Kentucky Task Force Focuses on Funding

Looks at Kentucky Horse Racing Commission.

Lack of funding for the regulatory functions of the Kentucky Horse Racing Commission was the focal point at a Sept. 30 meeting of the state's Task Force on the Future of Horse Racing.

During the panel’s monthly meeting, members were told that the Kentucky Horse Racing Commission is understaffed and underfunded, with the regulatory body having a projected shortfall of $6,000 for fiscal 2009. Unless other sources of funding are found, that figure could mushroom to a fiscal 2010 deficit of at least $600,000, assuming current personnel levels are maintained.

Those numbers came from the task force’s subcommittee on Proper Staffing and Funding Levels of the KHRC, chaired by Ellen Hesen.

While there was no official position taken, there was a general consensus among task force members that the state should look to the state tax on pari-mutuel wagering as a possible funding source.

According to information compiled by the subcommittee, of the $13.3 million generated from the state’s tax on pari-mutuel wagering in fiscal 2008, only $504,200 went to help fund the Kentucky Horse Racing Commission. The report showed that $6.6 million of the total from the tax was used to support purse and breeders fund supplements. Other horse industry programs funded by the tax include the Kentucky Equine Industry Fund, which received $460,708; a total of $433,784 went to the Kentucky Equine Drug Research Fund; and $433,784 supported the Higher Education Equine Fund. The remaining $5.3 million went into the state’s General Fund.

At the subcommittee meeting earlier this month, it was noted that staffing and funding for the KHRC falls well below that of other major racing states.

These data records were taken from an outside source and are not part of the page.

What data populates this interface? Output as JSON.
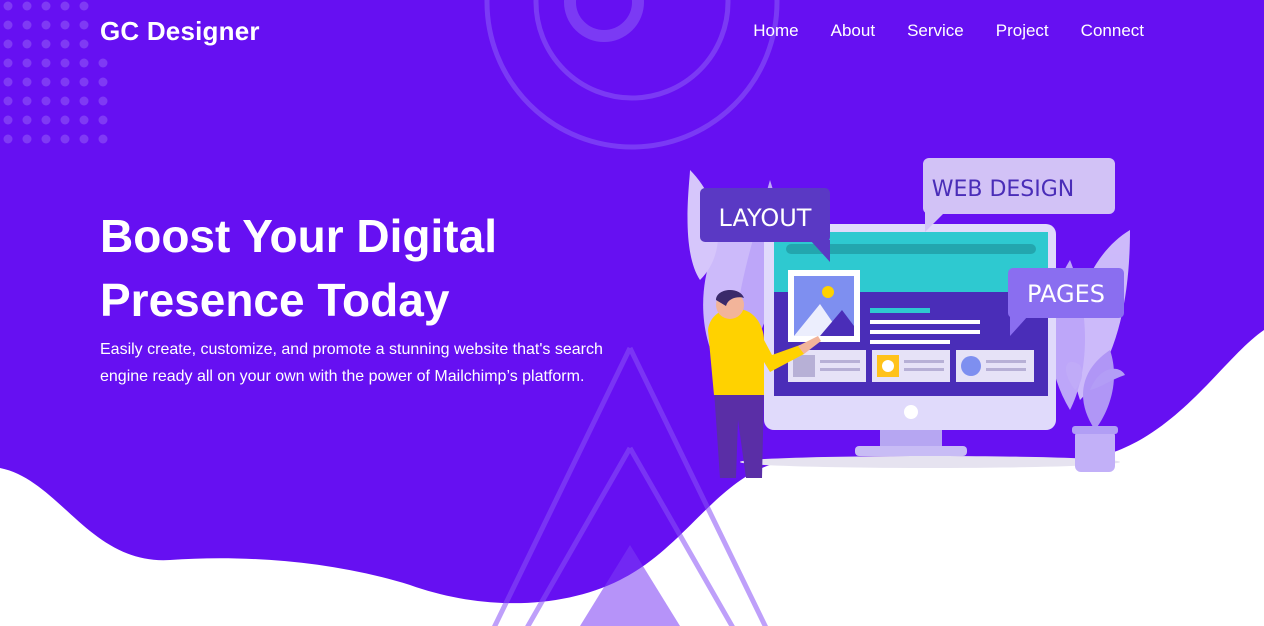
{
  "brand": {
    "name": "GC Designer"
  },
  "nav": {
    "items": [
      {
        "label": "Home"
      },
      {
        "label": "About"
      },
      {
        "label": "Service"
      },
      {
        "label": "Project"
      },
      {
        "label": "Connect"
      }
    ]
  },
  "hero": {
    "title_line1": "Boost Your Digital",
    "title_line2": "Presence Today",
    "description": "Easily create, customize, and promote a stunning website that's search engine ready all on your own with the power of Mailchimp’s platform."
  },
  "illustration": {
    "tags": {
      "layout": "LAYOUT",
      "web_design": "WEB DESIGN",
      "pages": "PAGES"
    }
  },
  "colors": {
    "primary": "#6610f2",
    "accent_teal": "#2ec9d0",
    "accent_yellow": "#ffd200"
  }
}
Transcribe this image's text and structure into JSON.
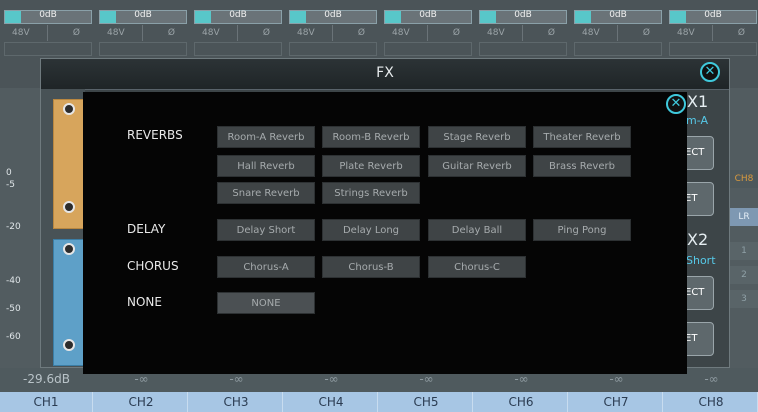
{
  "mixer": {
    "channels": [
      {
        "gain": "0dB",
        "p48": "48V",
        "phase": "Ø",
        "level": "-29.6dB",
        "label": "CH1"
      },
      {
        "gain": "0dB",
        "p48": "48V",
        "phase": "Ø",
        "level": "-∞",
        "label": "CH2"
      },
      {
        "gain": "0dB",
        "p48": "48V",
        "phase": "Ø",
        "level": "-∞",
        "label": "CH3"
      },
      {
        "gain": "0dB",
        "p48": "48V",
        "phase": "Ø",
        "level": "-∞",
        "label": "CH4"
      },
      {
        "gain": "0dB",
        "p48": "48V",
        "phase": "Ø",
        "level": "-∞",
        "label": "CH5"
      },
      {
        "gain": "0dB",
        "p48": "48V",
        "phase": "Ø",
        "level": "-∞",
        "label": "CH6"
      },
      {
        "gain": "0dB",
        "p48": "48V",
        "phase": "Ø",
        "level": "-∞",
        "label": "CH7"
      },
      {
        "gain": "0dB",
        "p48": "48V",
        "phase": "Ø",
        "level": "-∞",
        "label": "CH8"
      }
    ],
    "scale": [
      "0",
      "-5",
      "-20",
      "-40",
      "-50",
      "-60"
    ],
    "right_tags": {
      "ch8": "CH8",
      "lr": "LR",
      "one": "1",
      "two": "2",
      "three": "3"
    }
  },
  "fx_window": {
    "title": "FX",
    "fx1_label": "X1",
    "fx1_preset": "m-A",
    "fx2_label": "X2",
    "fx2_preset": "Short",
    "select_label": "ECT",
    "reset_label": "ET",
    "close_glyph": "✕"
  },
  "modal": {
    "close_glyph": "✕",
    "categories": [
      {
        "name": "REVERBS",
        "presets": [
          "Room-A Reverb",
          "Room-B Reverb",
          "Stage Reverb",
          "Theater Reverb",
          "Hall Reverb",
          "Plate Reverb",
          "Guitar Reverb",
          "Brass Reverb",
          "Snare Reverb",
          "Strings Reverb"
        ]
      },
      {
        "name": "DELAY",
        "presets": [
          "Delay Short",
          "Delay Long",
          "Delay Ball",
          "Ping Pong"
        ]
      },
      {
        "name": "CHORUS",
        "presets": [
          "Chorus-A",
          "Chorus-B",
          "Chorus-C"
        ]
      },
      {
        "name": "NONE",
        "presets": [
          "NONE"
        ]
      }
    ]
  },
  "colors": {
    "accent": "#3fc9dc",
    "channel_bar": "#a7c6e4",
    "button": "#3f4446",
    "modal_bg": "#050505"
  }
}
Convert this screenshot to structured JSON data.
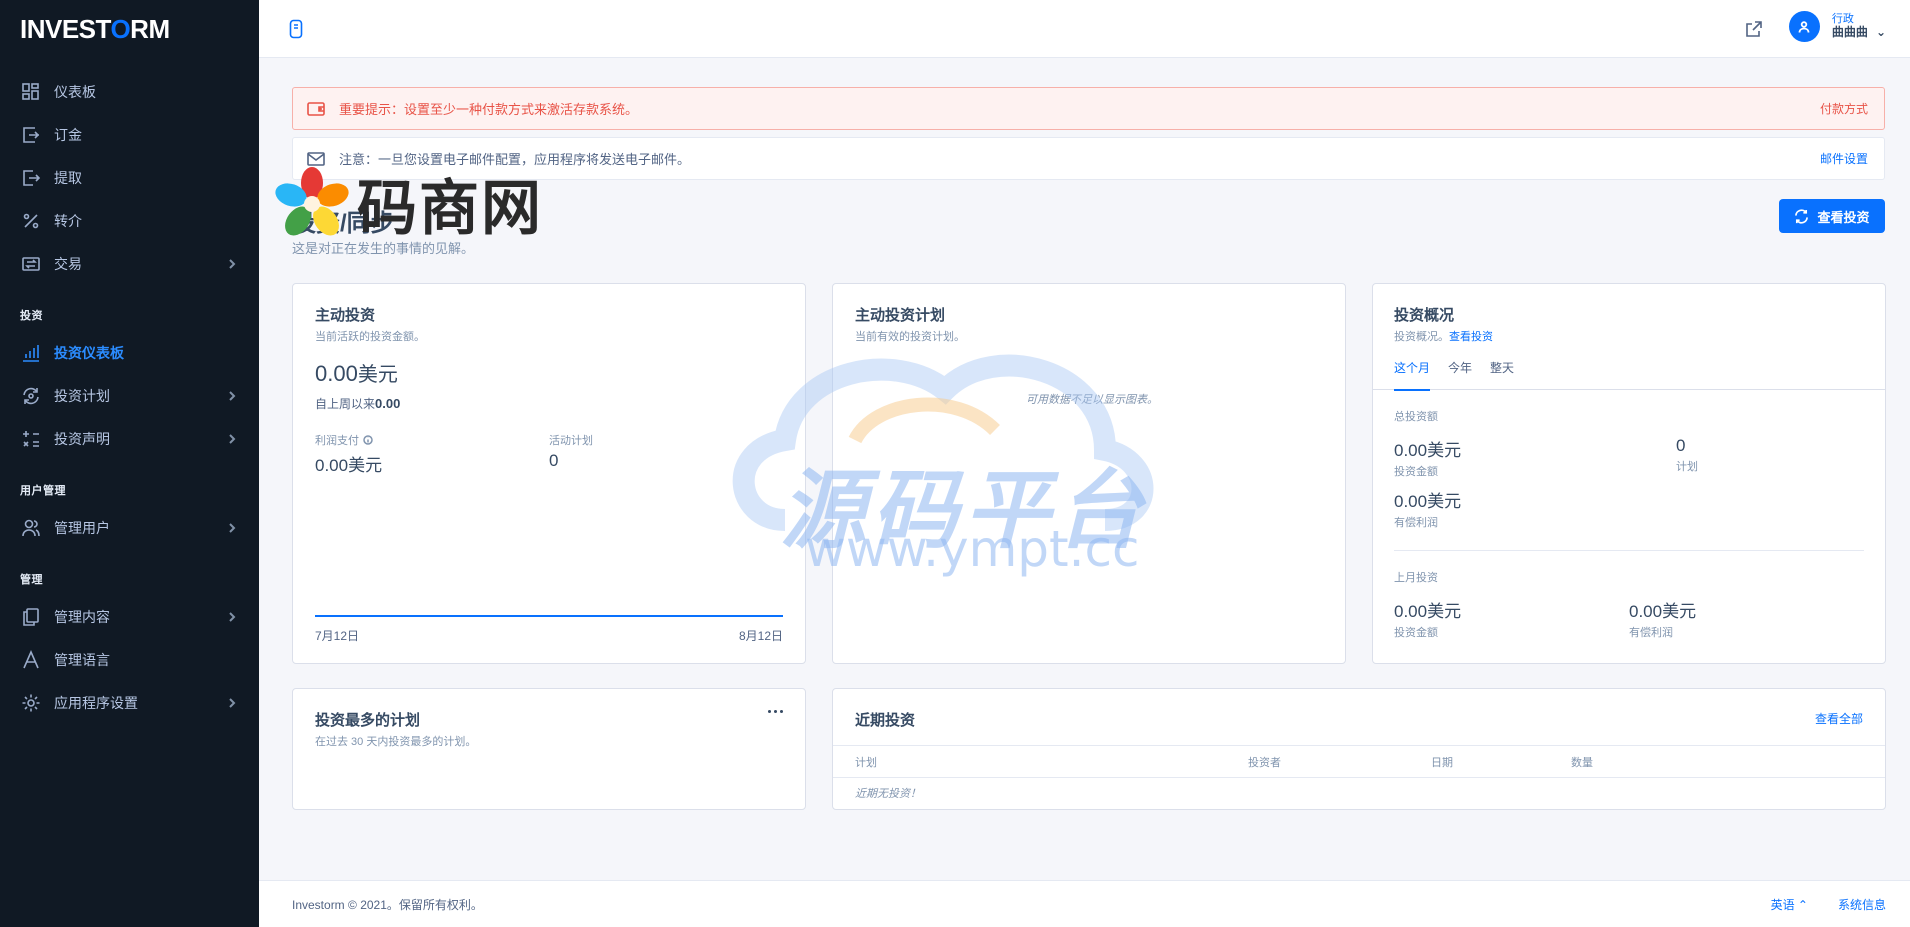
{
  "app": {
    "logo_prefix": "INVEST",
    "logo_o": "O",
    "logo_suffix": "RM"
  },
  "sidebar": {
    "items": [
      {
        "label": "仪表板"
      },
      {
        "label": "订金"
      },
      {
        "label": "提取"
      },
      {
        "label": "转介"
      },
      {
        "label": "交易"
      }
    ],
    "invest_heading": "投资",
    "invest_items": [
      {
        "label": "投资仪表板"
      },
      {
        "label": "投资计划"
      },
      {
        "label": "投资声明"
      }
    ],
    "users_heading": "用户管理",
    "users_items": [
      {
        "label": "管理用户"
      }
    ],
    "manage_heading": "管理",
    "manage_items": [
      {
        "label": "管理内容"
      },
      {
        "label": "管理语言"
      },
      {
        "label": "应用程序设置"
      }
    ]
  },
  "header": {
    "user_role": "行政",
    "user_name": "曲曲曲"
  },
  "alerts": {
    "payment": {
      "text": "重要提示：设置至少一种付款方式来激活存款系统。",
      "link": "付款方式"
    },
    "email": {
      "text": "注意：一旦您设置电子邮件配置，应用程序将发送电子邮件。",
      "link": "邮件设置"
    }
  },
  "page": {
    "title": "投资/同步",
    "subtitle": "这是对正在发生的事情的见解。",
    "button": "查看投资"
  },
  "active_investment": {
    "title": "主动投资",
    "subtitle": "当前活跃的投资金额。",
    "amount": "0.00",
    "currency": "美元",
    "since_label": "自上周以来",
    "since_value": "0.00",
    "profit_label": "利润支付",
    "profit_value": "0.00美元",
    "active_plans_label": "活动计划",
    "active_plans_value": "0",
    "x_start": "7月12日",
    "x_end": "8月12日"
  },
  "active_plans": {
    "title": "主动投资计划",
    "subtitle": "当前有效的投资计划。",
    "empty": "可用数据不足以显示图表。"
  },
  "overview": {
    "title": "投资概况",
    "subtitle": "投资概况。",
    "link": "查看投资",
    "tabs": [
      "这个月",
      "今年",
      "整天"
    ],
    "total_label": "总投资额",
    "invest_amount": "0.00美元",
    "invest_amount_label": "投资金额",
    "plans_value": "0",
    "plans_label": "计划",
    "paid_profit": "0.00美元",
    "paid_profit_label": "有偿利润",
    "last_month_label": "上月投资",
    "lm_invest_amount": "0.00美元",
    "lm_invest_label": "投资金额",
    "lm_profit": "0.00美元",
    "lm_profit_label": "有偿利润"
  },
  "top_plans": {
    "title": "投资最多的计划",
    "subtitle": "在过去 30 天内投资最多的计划。"
  },
  "recent": {
    "title": "近期投资",
    "link": "查看全部",
    "columns": [
      "计划",
      "投资者",
      "日期",
      "数量"
    ],
    "empty": "近期无投资！"
  },
  "footer": {
    "copyright": "Investorm © 2021。保留所有权利。",
    "language": "英语 ⌃",
    "sysinfo": "系统信息"
  },
  "watermarks": {
    "logo_text": "码商网",
    "title": "源码平台",
    "url": "www.ympt.cc"
  },
  "colors": {
    "primary": "#0971fe",
    "sidebar_bg": "#101924",
    "danger": "#e85347"
  }
}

According to the subcommittee report, the KHRC has 23 full-time employees on its payroll, and a total budget of about $2.7 million for fiscal 2009. KHRC executive director Lisa Underwood told the subcommittee that the commission needs an additional $1 million to fund 18 part-time positions and eight more full-time staff positions: two stewards, three investigators, two veterinarians, and one secretary. The most critical vacancies are the investigator positions, as well as a pari-mutuel wagering supervisor. The total additional funding needed to support the new staff would be more than $1 million.

Task force member Ned Bonnie suggested that the estimate is lower than necessary to hire qualified personnel, particularly the veterinary positions.

Funding for veterinarians to inspect horses at the track and to conduct drug-testing became a focal point at a recent KHRC meeting when it was revealed that during the recent Ellis Park meet there was no testing for excessive levels of TCO2, the mix of sodium bicarbonate and electrolytes commonly referred to as a “milkshake."

Lafe Nichols, then the chief veterinarian for the commission, who resigned four days after the meeting, said that due to understaffing the veterinary duties at Ellis Park were mostly confined to monitoring horses at the track as a result of the hot and humid weather. He said conducted the TCO2 testing required a veterinarian to be present in the barn area while the races were underway.

Also during the meeting, a horse owner and breeder who is also an active bettor said providing adequate funding for the regulatory duties of the commission is of concern to bettors who must have confidence in the integrity of how racing is conducted within the state.

Mike Maloney, who said he wagers about $10 million on horse racing annually, said Kentucky could garner the lion’s share of the money wagered on simulcasting around the country if it were able to show that it had the highest standards of integrity. Noting that simulcasting accounts for 85% of the annual betting on horse racing, Maloney said Kentucky currently is not the leader among bettors who consider integrity as a criteria for which state’s races they want to wager on.

“I look at two things: make Kentucky a leader in regulation and oversight and make Kentucky more friendly with our simulcast signals. That would be the best marketing we could do,” Maloney said. “I can tell you, and I don’t know if the perception is fair or not, but Kentucky is not looked at as a leader in integrity because it has had some lax drug rules in the past. This is a very real thing. It’s important to players like me and it’s important to $2 bettors.

Maloney said some of his concerns might only be handled on a national basis, but that he sensed a desire in Kentucky to fix the problems.

Task force members, including the leaders of three Thoroughbred tracks who are on the panel, assured Maloney that they shared the same goals.

“We had better be listening because they’re our livelihood,” Churchill Downs president Steve Sexton said of bettors. “It’s going to require funding … but we can do that. Now is the time to act. If our customers are telling us this, we better act on it.”

The task force has been given a Dec. 1 deadline to issue a report to Gov. Steve Beshear, who appointed the panel.